Ivor Cummings was blocked from joining the army because he was Black.

Ivor Cummings himself knew precisely what obstacles the Windrush generation were to face. Born in England, his mother was a white English nurse, his father a Black Sierra Leonean doctor.

After being prevented from pursuing a career in medicine due to poverty, he was then blocked from joining the military due to a law stating all army officers had to be “of pure European descent”. This was struck down shortly after, but by this time Cummings had begun his civil service career.

Before Windrush, he advocated for African and West Indian seamen and workers during the war, who faced a “colour bar” preventing them from entering air raid shelters. He also rallied against police brutality, after receiving reports that Black people were being “unduly molested” by officers in the 1930s.

He often voiced his upset by speaking to the press, or by reporting incidents to Edwina Mountbatten, who would, reportedly, in turn tell him of King George VI’s dislike of discrimination.

Jamaicans reading a newspaper whilst onboard the Empire Windrush, where they were met by Ivor Cummings. (Getty)

Though Ivor Cummings’ involvement with Windrush was officially to greet them as an envoy of the crown and instruct them on how to find housing and jobs, he continued to support many for as long as they needed.

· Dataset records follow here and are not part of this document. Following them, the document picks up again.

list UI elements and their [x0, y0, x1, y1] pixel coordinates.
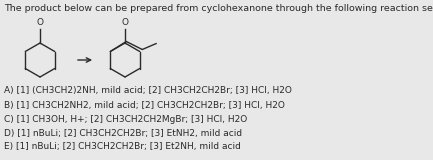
Text: C) [1] CH3OH, H+; [2] CH3CH2CH2MgBr; [3] HCl, H2O: C) [1] CH3OH, H+; [2] CH3CH2CH2MgBr; [3]…: [4, 115, 247, 124]
Text: O: O: [122, 18, 129, 27]
Text: B) [1] CH3CH2NH2, mild acid; [2] CH3CH2CH2Br; [3] HCl, H2O: B) [1] CH3CH2NH2, mild acid; [2] CH3CH2C…: [4, 101, 285, 110]
Text: E) [1] nBuLi; [2] CH3CH2CH2Br; [3] Et2NH, mild acid: E) [1] nBuLi; [2] CH3CH2CH2Br; [3] Et2NH…: [4, 142, 241, 151]
Text: O: O: [36, 18, 43, 27]
Text: The product below can be prepared from cyclohexanone through the following react: The product below can be prepared from c…: [4, 4, 433, 13]
Text: A) [1] (CH3CH2)2NH, mild acid; [2] CH3CH2CH2Br; [3] HCl, H2O: A) [1] (CH3CH2)2NH, mild acid; [2] CH3CH…: [4, 86, 292, 95]
Text: D) [1] nBuLi; [2] CH3CH2CH2Br; [3] EtNH2, mild acid: D) [1] nBuLi; [2] CH3CH2CH2Br; [3] EtNH2…: [4, 129, 242, 138]
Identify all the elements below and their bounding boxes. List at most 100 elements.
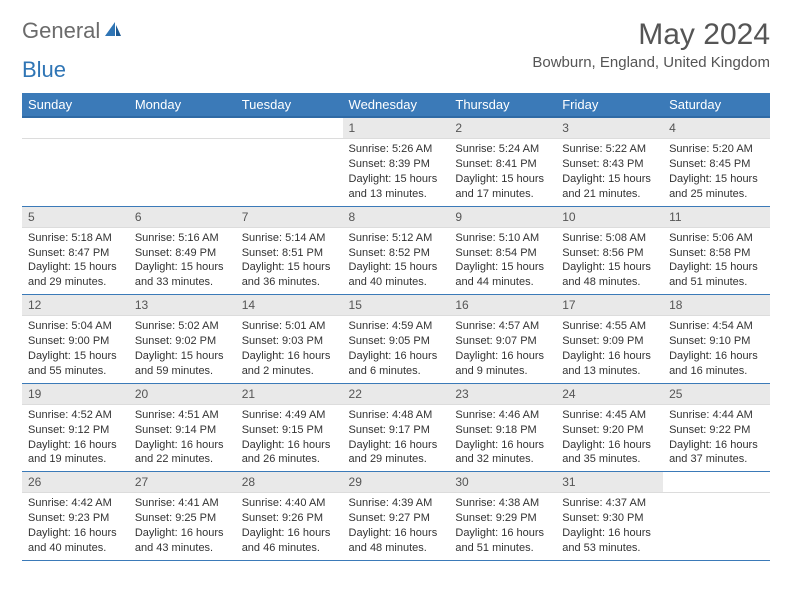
calendar-cell: 18Sunrise: 4:54 AMSunset: 9:10 PMDayligh…: [663, 295, 770, 384]
day-details: Sunrise: 4:52 AMSunset: 9:12 PMDaylight:…: [22, 405, 129, 471]
calendar-cell: 27Sunrise: 4:41 AMSunset: 9:25 PMDayligh…: [129, 472, 236, 561]
calendar-cell: 9Sunrise: 5:10 AMSunset: 8:54 PMDaylight…: [449, 206, 556, 295]
page-title: May 2024: [532, 18, 770, 52]
sunset-label: Sunset: 8:51 PM: [242, 246, 337, 261]
calendar-cell: 8Sunrise: 5:12 AMSunset: 8:52 PMDaylight…: [343, 206, 450, 295]
day-details: Sunrise: 5:26 AMSunset: 8:39 PMDaylight:…: [343, 139, 450, 205]
day-number: 17: [556, 295, 663, 316]
sunset-label: Sunset: 8:45 PM: [669, 157, 764, 172]
weekday-header: Tuesday: [236, 93, 343, 117]
sunset-label: Sunset: 8:58 PM: [669, 246, 764, 261]
daylight-label-1: Daylight: 15 hours: [669, 172, 764, 187]
calendar-row: 19Sunrise: 4:52 AMSunset: 9:12 PMDayligh…: [22, 383, 770, 472]
day-details: Sunrise: 5:08 AMSunset: 8:56 PMDaylight:…: [556, 228, 663, 294]
sunset-label: Sunset: 8:43 PM: [562, 157, 657, 172]
daylight-label-2: and 53 minutes.: [562, 541, 657, 556]
sunset-label: Sunset: 9:02 PM: [135, 334, 230, 349]
calendar-row: 26Sunrise: 4:42 AMSunset: 9:23 PMDayligh…: [22, 472, 770, 561]
daylight-label-1: Daylight: 16 hours: [28, 438, 123, 453]
daylight-label-2: and 36 minutes.: [242, 275, 337, 290]
daylight-label-2: and 26 minutes.: [242, 452, 337, 467]
sunset-label: Sunset: 9:10 PM: [669, 334, 764, 349]
daylight-label-2: and 59 minutes.: [135, 364, 230, 379]
sunrise-label: Sunrise: 5:24 AM: [455, 142, 550, 157]
location-label: Bowburn, England, United Kingdom: [532, 54, 770, 71]
daylight-label-1: Daylight: 16 hours: [455, 526, 550, 541]
daylight-label-1: Daylight: 15 hours: [242, 260, 337, 275]
sunrise-label: Sunrise: 5:06 AM: [669, 231, 764, 246]
calendar-cell: 28Sunrise: 4:40 AMSunset: 9:26 PMDayligh…: [236, 472, 343, 561]
daylight-label-1: Daylight: 16 hours: [562, 349, 657, 364]
day-number: 11: [663, 207, 770, 228]
daylight-label-2: and 46 minutes.: [242, 541, 337, 556]
calendar-cell: 11 Sunrise: 5:06 AMSunset: 8:58 PMDayligh…: [663, 206, 770, 295]
calendar-cell: 20Sunrise: 4:51 AMSunset: 9:14 PMDayligh…: [129, 383, 236, 472]
sunset-label: Sunset: 9:30 PM: [562, 511, 657, 526]
daylight-label-1: Daylight: 16 hours: [562, 526, 657, 541]
calendar-cell: 19Sunrise: 4:52 AMSunset: 9:12 PMDayligh…: [22, 383, 129, 472]
calendar-cell: 2Sunrise: 5:24 AMSunset: 8:41 PMDaylight…: [449, 117, 556, 206]
day-details: Sunrise: 4:46 AMSunset: 9:18 PMDaylight:…: [449, 405, 556, 471]
daylight-label-2: and 9 minutes.: [455, 364, 550, 379]
calendar-cell: 12Sunrise: 5:04 AMSunset: 9:00 PMDayligh…: [22, 295, 129, 384]
sunrise-label: Sunrise: 4:41 AM: [135, 496, 230, 511]
calendar-cell: 3Sunrise: 5:22 AMSunset: 8:43 PMDaylight…: [556, 117, 663, 206]
day-details: Sunrise: 5:24 AMSunset: 8:41 PMDaylight:…: [449, 139, 556, 205]
daylight-label-2: and 13 minutes.: [562, 364, 657, 379]
sunrise-label: Sunrise: 4:39 AM: [349, 496, 444, 511]
daylight-label-2: and 48 minutes.: [349, 541, 444, 556]
brand-logo: General: [22, 18, 125, 44]
sunset-label: Sunset: 9:00 PM: [28, 334, 123, 349]
sunrise-label: Sunrise: 4:52 AM: [28, 408, 123, 423]
sunrise-label: Sunrise: 5:18 AM: [28, 231, 123, 246]
day-number: 21: [236, 384, 343, 405]
day-number: 23: [449, 384, 556, 405]
daylight-label-2: and 51 minutes.: [455, 541, 550, 556]
day-number: 3: [556, 118, 663, 139]
sunset-label: Sunset: 9:27 PM: [349, 511, 444, 526]
day-details: Sunrise: 5:04 AMSunset: 9:00 PMDaylight:…: [22, 316, 129, 382]
weekday-header: Monday: [129, 93, 236, 117]
calendar-cell: 5Sunrise: 5:18 AMSunset: 8:47 PMDaylight…: [22, 206, 129, 295]
sunset-label: Sunset: 9:22 PM: [669, 423, 764, 438]
daylight-label-1: Daylight: 16 hours: [349, 349, 444, 364]
daylight-label-1: Daylight: 16 hours: [455, 438, 550, 453]
daylight-label-1: Daylight: 15 hours: [562, 172, 657, 187]
daylight-label-2: and 21 minutes.: [562, 187, 657, 202]
sunrise-label: Sunrise: 5:20 AM: [669, 142, 764, 157]
sunset-label: Sunset: 9:23 PM: [28, 511, 123, 526]
calendar-cell: 24Sunrise: 4:45 AMSunset: 9:20 PMDayligh…: [556, 383, 663, 472]
daylight-label-2: and 51 minutes.: [669, 275, 764, 290]
weekday-header: Wednesday: [343, 93, 450, 117]
daylight-label-1: Daylight: 16 hours: [28, 526, 123, 541]
sunrise-label: Sunrise: 4:42 AM: [28, 496, 123, 511]
calendar-row: 1Sunrise: 5:26 AMSunset: 8:39 PMDaylight…: [22, 117, 770, 206]
daylight-label-1: Daylight: 16 hours: [349, 438, 444, 453]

Later he was appointed OBE and spent some time in the US as a fellowship. He later travelled to Ghana, where he trained diplomats and was tipped to become the country first Black governor, according to an Independent obituary.

Instead, he was posted to the Ghana High Commission in London and enjoyed other public sector roles in both London and Sierra Leone. He passed away on October 17, 1992, a few weeks before his 45th birthday – and it’s no surprise that his story, as a proudly queer Black man, is often omitted from the story of Windrush.

“Throughout a long battle with cancer, his sense of irony remained intact, obituarist Val Wilmer wrote in The Independent. “I met him towards the end of his life, but he never ceased to make me laugh, despite his obvious pain.”